La falta de gobierno y de inversiones paralizan las infraestructuras de Asturias

Obras de contención de la ladera en la variante de Pajares. /
Obras de contención de la ladera en la variante de Pajares.

Las exigencias de las constructoras colapsan la variante, un Alvia descarriló en Pajares,y las cercanías sufren cientos de supresiones

RAMÓN MUÑIZGijón

El 30 de diciembre de 2014 el presidente Mariano Rajoy inauguró La Franca-Unquera, último tramo de la autovía del Cantábrico en Asturias, y ahí terminaron las alegrías en materia de infraestructuras. La autopista del mar sigue sin reactivar, el metrotrén cumple una década en desuso; a los males habituales se sumaron una falta de inversiones en obra nueva como en mantenimiento, y un bloqueo en la formación del Ejecutivo central, factores todos que han desencadenado un año horrible en las comunicaciones.

La variante de Pajares es ejemplo. Tres ministros tuvo Fomento a lo largo de 2016, rotación e interinidad que descabezó la dirección política de las obras en el peor momento. En marzo Ana Pastor suplicó a las constructoras que «echen una mano» y «aligeren», replicando Dragados con una solicitud de rescisión del contrato de montaje de vía por los incumplimientos en los que había caído el propio ministerio. El encargo se firmó a mediados de 2014, a sabiendas de que era imposible tender las vías hasta que se controlase el deslizamiento de ladera. Tras el susto inicial, la filial de ACS retiró su petición de rescisión, planteó un modificado económico, y en noviembre se encontró con que era el propio ministerio quien adquiría una posición de fuerza: le levantó la suspensión al contrato, dándole un ultimátum para que arranque las obras o se exponga a las consecuencias.

El problema con la ventilación partió de Fomento. Al poco de iniciar los trabajos, sus técnicos se percataron de que el diseño elegido resulta insuficiente. Once meses del año se han ido buscando alternativas y renegociando con la empresa. El tercer conflicto es la ladera de Campomanes, que éste invierno verá contenidos sus deslizamientos mayores. En uno de los primeros en los que se levantó un muro se han detectado movimientos milimétricos que obligarán a gastar los primeros meses de 2017 en estudiar la geología de la zona para diseñar actuaciones de refuerzo.

Los retrasos se acumulan y agitaron la arena política. Para firmar su pacto de investidura con el PP, Ciudadanos introdujo como condición la culminación del corredor mediterráneo y de la propia variante.La formación naranja, como el Principado y Foro, reclaman abrir los macrotúneles en 2017, expectativa que ha rechazado el actual ministro. En su primera visita a la región, Íñigo de la Serna prometió que «correremos todo lo posible», pero dado que el tendido de vías exige de quince meses y no ha comenzado, los plazos se van hasta bien entrado 2018.

Son 3.300 los millones invertidos en una variante que, por su importancia, ha relegado otros asuntos ferroviarios. En junio la antigua Feve protagonizó un centenar largo de cancelaciones en las cercanías, sin previo aviso. La empresa había dedicado tantos recursos a incentivar las bajas de los maquinistas que no prestó la atención debida a mantener un retén con garantías.

El tráfico de mercancías ferroviarias con la meseta batió sus récods en 2016, poniendo a la rampa ferroviaria de Pajares al límite de su capacidad. El 30 de septiembre la presión estuvo a punto de romper. Un Alvia con 78 pasajeros descarriló entre Pajares y Busdongo, al topar con un carril roto a lo largo de tres metros.

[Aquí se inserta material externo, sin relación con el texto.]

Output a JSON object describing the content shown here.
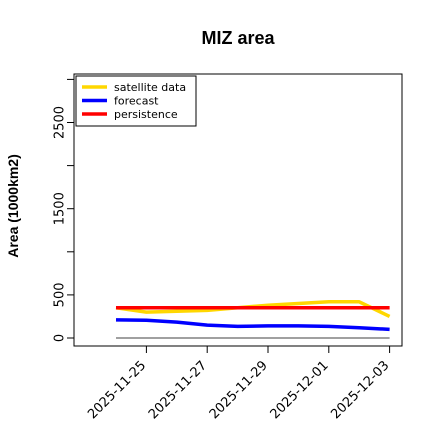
{
  "chart_data": {
    "type": "line",
    "title": "MIZ area",
    "xlabel": "",
    "ylabel": "Area (1000km2)",
    "ylim": [
      -40,
      3100
    ],
    "x": [
      "2025-11-24",
      "2025-11-25",
      "2025-11-26",
      "2025-11-27",
      "2025-11-28",
      "2025-11-29",
      "2025-11-30",
      "2025-12-01",
      "2025-12-02",
      "2025-12-03"
    ],
    "x_tick_labels": [
      "2025-11-25",
      "2025-11-27",
      "2025-11-29",
      "2025-12-01",
      "2025-12-03"
    ],
    "x_tick_colors": [
      "#228b22",
      "#000000",
      "#000000",
      "#000000",
      "#000000"
    ],
    "y_ticks": [
      0,
      500,
      1500,
      2500
    ],
    "y_tick_labels": [
      "0",
      "500",
      "1500",
      "2500"
    ],
    "y_minor_ticks": [
      1000,
      2000,
      3000
    ],
    "series": [
      {
        "name": "satellite data",
        "color": "#ffd700",
        "values": [
          350,
          300,
          310,
          320,
          350,
          380,
          400,
          420,
          420,
          250
        ]
      },
      {
        "name": "forecast",
        "color": "#0000ff",
        "values": [
          210,
          205,
          185,
          150,
          135,
          140,
          140,
          135,
          120,
          100
        ]
      },
      {
        "name": "persistence",
        "color": "#ff0000",
        "values": [
          350,
          350,
          350,
          350,
          350,
          350,
          350,
          350,
          350,
          350
        ]
      }
    ],
    "baseline": {
      "value": 0,
      "color": "#808080"
    },
    "legend_position": "top-left",
    "grid": false
  }
}
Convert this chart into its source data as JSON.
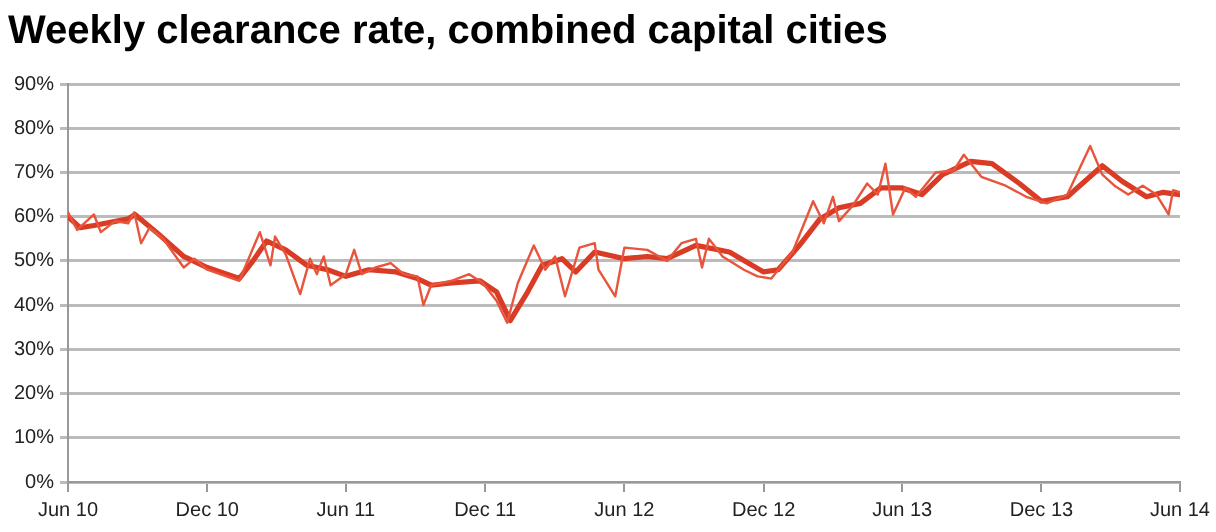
{
  "chart_data": {
    "type": "line",
    "title": "Weekly clearance rate, combined capital cities",
    "xlim": [
      "2010-06-01",
      "2014-06-01"
    ],
    "xticks": [
      {
        "value": "2010-06-01",
        "label": "Jun 10"
      },
      {
        "value": "2010-12-01",
        "label": "Dec 10"
      },
      {
        "value": "2011-06-01",
        "label": "Jun 11"
      },
      {
        "value": "2011-12-01",
        "label": "Dec 11"
      },
      {
        "value": "2012-06-01",
        "label": "Jun 12"
      },
      {
        "value": "2012-12-01",
        "label": "Dec 12"
      },
      {
        "value": "2013-06-01",
        "label": "Jun 13"
      },
      {
        "value": "2013-12-01",
        "label": "Dec 13"
      },
      {
        "value": "2014-06-01",
        "label": "Jun 14"
      }
    ],
    "ylim": [
      0,
      90
    ],
    "yticks": [
      {
        "value": 0,
        "label": "0%"
      },
      {
        "value": 10,
        "label": "10%"
      },
      {
        "value": 20,
        "label": "20%"
      },
      {
        "value": 30,
        "label": "30%"
      },
      {
        "value": 40,
        "label": "40%"
      },
      {
        "value": 50,
        "label": "50%"
      },
      {
        "value": 60,
        "label": "60%"
      },
      {
        "value": 70,
        "label": "70%"
      },
      {
        "value": 80,
        "label": "80%"
      },
      {
        "value": 90,
        "label": "90%"
      }
    ],
    "grid": "y",
    "legend": false,
    "marker": "none",
    "line_style": "solid",
    "series": [
      {
        "color": "#e8553c",
        "x": [
          "2010-06-01",
          "2010-06-13",
          "2010-07-05",
          "2010-07-14",
          "2010-08-02",
          "2010-08-19",
          "2010-08-27",
          "2010-09-05",
          "2010-09-16",
          "2010-10-04",
          "2010-10-31",
          "2010-11-14",
          "2010-12-01",
          "2011-01-12",
          "2011-02-08",
          "2011-02-22",
          "2011-02-28",
          "2011-03-14",
          "2011-04-02",
          "2011-04-15",
          "2011-04-24",
          "2011-05-03",
          "2011-05-12",
          "2011-06-01",
          "2011-06-12",
          "2011-06-22",
          "2011-07-10",
          "2011-07-30",
          "2011-08-16",
          "2011-09-03",
          "2011-09-11",
          "2011-09-21",
          "2011-10-18",
          "2011-11-10",
          "2011-11-28",
          "2011-12-16",
          "2011-12-30",
          "2012-01-13",
          "2012-02-03",
          "2012-02-18",
          "2012-03-02",
          "2012-03-15",
          "2012-04-03",
          "2012-04-23",
          "2012-04-28",
          "2012-05-20",
          "2012-06-01",
          "2012-07-01",
          "2012-07-27",
          "2012-08-15",
          "2012-09-03",
          "2012-09-11",
          "2012-09-20",
          "2012-10-08",
          "2012-11-05",
          "2012-11-23",
          "2012-12-11",
          "2013-01-08",
          "2013-02-04",
          "2013-02-18",
          "2013-03-02",
          "2013-03-10",
          "2013-03-28",
          "2013-04-16",
          "2013-04-30",
          "2013-05-10",
          "2013-05-20",
          "2013-06-05",
          "2013-06-19",
          "2013-07-15",
          "2013-08-08",
          "2013-08-21",
          "2013-09-13",
          "2013-10-15",
          "2013-11-11",
          "2013-12-08",
          "2014-01-04",
          "2014-02-03",
          "2014-02-19",
          "2014-03-07",
          "2014-03-25",
          "2014-04-13",
          "2014-05-01",
          "2014-05-17",
          "2014-05-23",
          "2014-06-01"
        ],
        "values": [
          61,
          57,
          60.5,
          56.5,
          59,
          58.5,
          61,
          54,
          57.5,
          55,
          48.5,
          50.5,
          48,
          45.5,
          56.5,
          49,
          55.5,
          51.5,
          42.5,
          50.5,
          47,
          51,
          44.5,
          47,
          52.5,
          47,
          48.5,
          49.5,
          47,
          46.5,
          40,
          44.5,
          45.5,
          47,
          45,
          41,
          36,
          45,
          53.5,
          48,
          51,
          42,
          53,
          54,
          48,
          42,
          53,
          52.5,
          50,
          54,
          55,
          48.5,
          55,
          51,
          48,
          46.5,
          46,
          52,
          63.5,
          58.5,
          64.5,
          59,
          62.5,
          67.5,
          65,
          72,
          60.5,
          66.5,
          64.5,
          70,
          70.5,
          74,
          69,
          67,
          64.5,
          63,
          65,
          76,
          69.5,
          67,
          65,
          67,
          65,
          60.5,
          66,
          65.5
        ]
      },
      {
        "color": "#d93b24",
        "x": [
          "2010-06-01",
          "2010-06-17",
          "2010-07-05",
          "2010-08-19",
          "2010-08-28",
          "2010-09-25",
          "2010-10-31",
          "2010-12-01",
          "2011-01-12",
          "2011-01-30",
          "2011-02-17",
          "2011-03-14",
          "2011-04-11",
          "2011-05-08",
          "2011-06-01",
          "2011-07-01",
          "2011-08-06",
          "2011-09-03",
          "2011-09-21",
          "2011-10-18",
          "2011-11-24",
          "2011-12-16",
          "2012-01-03",
          "2012-01-26",
          "2012-02-14",
          "2012-03-11",
          "2012-03-29",
          "2012-04-23",
          "2012-06-01",
          "2012-07-01",
          "2012-07-27",
          "2012-09-03",
          "2012-10-17",
          "2012-12-01",
          "2012-12-20",
          "2013-01-17",
          "2013-02-13",
          "2013-03-10",
          "2013-04-07",
          "2013-05-04",
          "2013-06-01",
          "2013-06-27",
          "2013-07-24",
          "2013-08-30",
          "2013-09-27",
          "2013-11-02",
          "2013-12-01",
          "2014-01-04",
          "2014-02-19",
          "2014-03-17",
          "2014-04-18",
          "2014-05-10",
          "2014-06-01"
        ],
        "values": [
          60,
          57.5,
          58,
          59.5,
          60.5,
          56.5,
          51,
          48.5,
          46,
          50,
          54.5,
          52.5,
          49,
          48,
          46.5,
          48,
          47.5,
          46,
          44.5,
          45,
          45.5,
          43,
          36.5,
          43,
          49,
          50.5,
          47.5,
          52,
          50.5,
          51,
          50.5,
          53.5,
          52,
          47.5,
          48,
          53.5,
          59.5,
          62,
          63,
          66.5,
          66.5,
          65,
          69.5,
          72.5,
          72,
          67.5,
          63.5,
          64.5,
          71.5,
          68,
          64.5,
          65.5,
          65
        ]
      }
    ]
  }
}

Como la vía sufría un problema metros atrás, el maquinista había reducido la velocidad de forma providencial, sin que hubiera que lamentar heridos.

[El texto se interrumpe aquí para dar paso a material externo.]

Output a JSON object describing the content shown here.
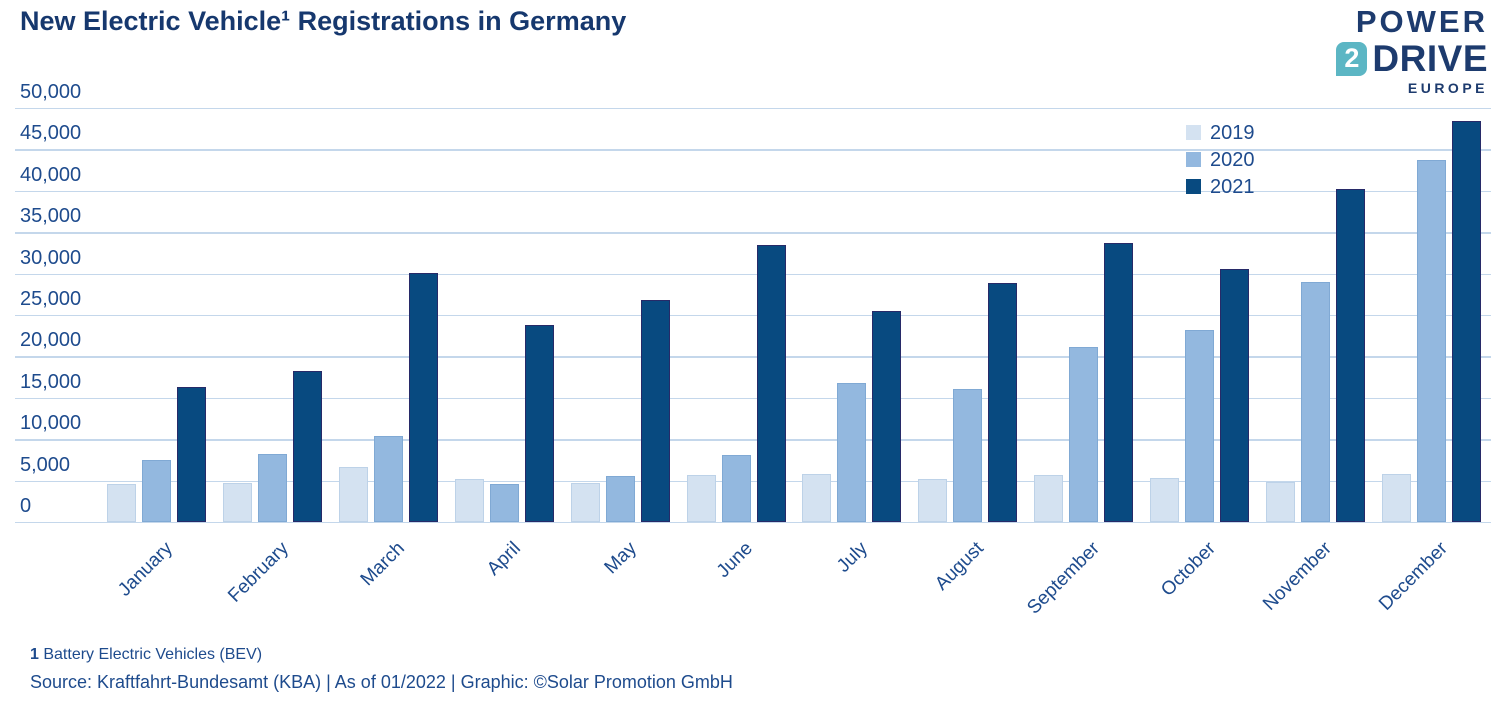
{
  "header": {
    "title": "New Electric Vehicle¹ Registrations in Germany"
  },
  "logo": {
    "word1": "POWER",
    "badge": "2",
    "word2": "DRIVE",
    "word3": "EUROPE",
    "navy": "#1d3b6e",
    "teal": "#5cb6c4"
  },
  "chart_data": {
    "type": "bar",
    "title": "New Electric Vehicle¹ Registrations in Germany",
    "categories": [
      "January",
      "February",
      "March",
      "April",
      "May",
      "June",
      "July",
      "August",
      "September",
      "October",
      "November",
      "December"
    ],
    "series": [
      {
        "name": "2019",
        "color": "#d4e2f1",
        "border": "#bdd2e8",
        "values": [
          4641,
          4654,
          6616,
          5182,
          4662,
          5616,
          5822,
          5236,
          5662,
          5273,
          4882,
          5748
        ]
      },
      {
        "name": "2020",
        "color": "#93b8df",
        "border": "#80a9d4",
        "values": [
          7492,
          8154,
          10329,
          4635,
          5578,
          8119,
          16798,
          16076,
          21188,
          23158,
          28965,
          43671
        ]
      },
      {
        "name": "2021",
        "color": "#084a80",
        "border": "#272a68",
        "values": [
          16315,
          18278,
          30101,
          23816,
          26786,
          33420,
          25464,
          28860,
          33655,
          30560,
          40270,
          48436
        ]
      }
    ],
    "xlabel": "",
    "ylabel": "",
    "ylim": [
      0,
      50000
    ],
    "ytick_step": 5000,
    "ytick_labels": [
      "0",
      "5,000",
      "10,000",
      "15,000",
      "20,000",
      "25,000",
      "30,000",
      "35,000",
      "40,000",
      "45,000",
      "50,000"
    ],
    "grid": "horizontal",
    "gridline_color": "#c4d7eb",
    "legend_position": "top-right-inside",
    "x_tick_rotation": -45
  },
  "footer": {
    "footnote_marker": "1",
    "footnote_text": "Battery Electric Vehicles (BEV)",
    "source": "Source: Kraftfahrt-Bundesamt (KBA) | As of 01/2022 | Graphic: ©Solar Promotion GmbH"
  }
}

En carreteras el ministerio avanza Doriga-Cornellana, para estrenar el próximo verano sus 2,4 kilómetros, y maduró los trámites como para arrancar en las próximas semanas el desdoblamiento de la AS-19 entre Lloreda y Veriña.

El balance del Principado no es mejor. Todo el año ha necesitado para rediseñar el acceso al polígono de la ZALIA desde La Peñona y licitarlo hace unos días. El pago de las deudas del polígono, Sogepsa y Gijón al Norte consumieron el pasado curso casi tantos millones como los invertidos en carreteras, y en 2017 se espera que la liquidación a los bancos supera los fondos para firmes.

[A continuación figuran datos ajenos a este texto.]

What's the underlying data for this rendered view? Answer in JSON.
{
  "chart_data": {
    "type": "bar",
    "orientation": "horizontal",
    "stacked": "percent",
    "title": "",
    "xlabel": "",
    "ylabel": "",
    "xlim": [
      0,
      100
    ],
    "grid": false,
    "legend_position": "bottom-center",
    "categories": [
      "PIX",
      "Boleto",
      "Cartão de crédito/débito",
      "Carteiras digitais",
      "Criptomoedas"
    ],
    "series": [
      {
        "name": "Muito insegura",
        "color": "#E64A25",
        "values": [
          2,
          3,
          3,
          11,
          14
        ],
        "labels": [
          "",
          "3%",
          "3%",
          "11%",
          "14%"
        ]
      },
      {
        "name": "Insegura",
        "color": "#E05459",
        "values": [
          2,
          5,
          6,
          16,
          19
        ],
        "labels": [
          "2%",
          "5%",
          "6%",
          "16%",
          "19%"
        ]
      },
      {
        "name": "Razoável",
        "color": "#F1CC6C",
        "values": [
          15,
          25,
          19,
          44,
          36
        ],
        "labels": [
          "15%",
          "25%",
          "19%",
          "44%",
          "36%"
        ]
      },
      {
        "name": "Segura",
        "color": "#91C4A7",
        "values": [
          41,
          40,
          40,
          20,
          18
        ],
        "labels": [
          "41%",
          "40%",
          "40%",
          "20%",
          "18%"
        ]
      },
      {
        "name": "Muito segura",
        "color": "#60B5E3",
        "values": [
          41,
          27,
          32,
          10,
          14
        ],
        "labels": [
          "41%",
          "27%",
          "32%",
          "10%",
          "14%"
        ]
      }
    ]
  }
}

La única nota de esperanza llega con nubarrones. Las cuentas de la Consejería de Infraestructuras han estado lastradas los últimos ejercicios por el soterramiento de Langreo, cerca de 70 millones lanzados con la idea de pagarlos con Fondos Mineros y que al final el departamento ha tenido que abonar en solitario. Al ritmo actual, en verano de 2017 terminará la obra civil, y se recrudecerá el pulso con el Ministerio de Fomento para que, al menos, corra con los gastos de las vías y la catenaria.